ポートモレスビー市内にあるキラキラハイスクールは、共学の公立学校。生徒総数は850人で、4学年(グレード9~12)あり、1クラスは約35人です。
パプアニューギニアの平均的な家庭の子供が8割を占めており、自宅から徒歩やバス、自家用車で通学しています。新教育制度への移行は同校も例外ではなく、今年、新学制による最初の卒業生を送り出しました。
教育方針は、学校で習得した技能・知識を生活の場で活用すること、生徒の精神的向上を促すこと。また、生徒がそれぞれのコミュニティ文化を理解することを重んじ、男女平等に機会を与えています。
授業は月曜日から金曜日、午前8時~午後3時30分まで。グレード9・10は必修科目のみで、11・12は物理・科学・生物から2科目、世界史とパプア史を含むを歴史・地理・経済から2科目、技術・美術・ビジネスから1科目を選択します。
制服は学年ごとに違い、教師は制服で何年生か見分けます。
年間の休みは、4月中旬に1週間、7月初旬に2週間、9月下旬に5日間、12月7日~翌年1月末までのクリスマス・ニューイヤーの休みがあります。

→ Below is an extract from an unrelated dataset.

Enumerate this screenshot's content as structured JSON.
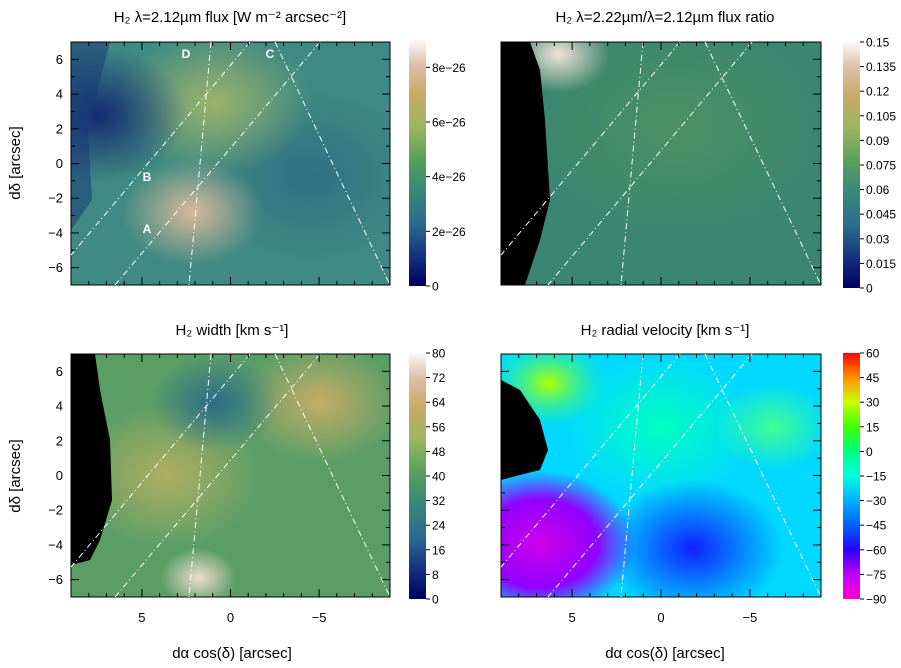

生徒は放課後や休日にスポーツをしたり、ベビーシッターなど母親の手伝いをして過ごします。携帯電話はもっていませんが、家の電話で友達と長時間おしゃべりをして、家の人に叱られることもあるそうです。
休憩時間にくつろぐ生徒たち
また、長期休暇には両親の故郷で過ごしたり、女生徒の中には、ウェイトレスや店員などのアルバイトをしている人もいます。
最近、生徒の間で流行しているスポーツは、バスケットボール、サッカー、ネットボール(パスのみでボールを自分のゴールへ運ぶバスケットボール)。パプアニューギニアには映画館がないため、ビデオで『マトリックス』『タイタニック』や香港の、アクション映画などを楽しんでいます。また、スリラー小説をよく読むそうです。
悩みを相談する相手は両親、友達、先生で、日本と比べて両親に相談する生徒が多いのが印象的です。
日本については、小さい国なのに産業が発達している、パプアニューギニアに多くの支援をしてくれる、といった印象をもっています。日本人についても「友好的」など、よい印象をもっているようです。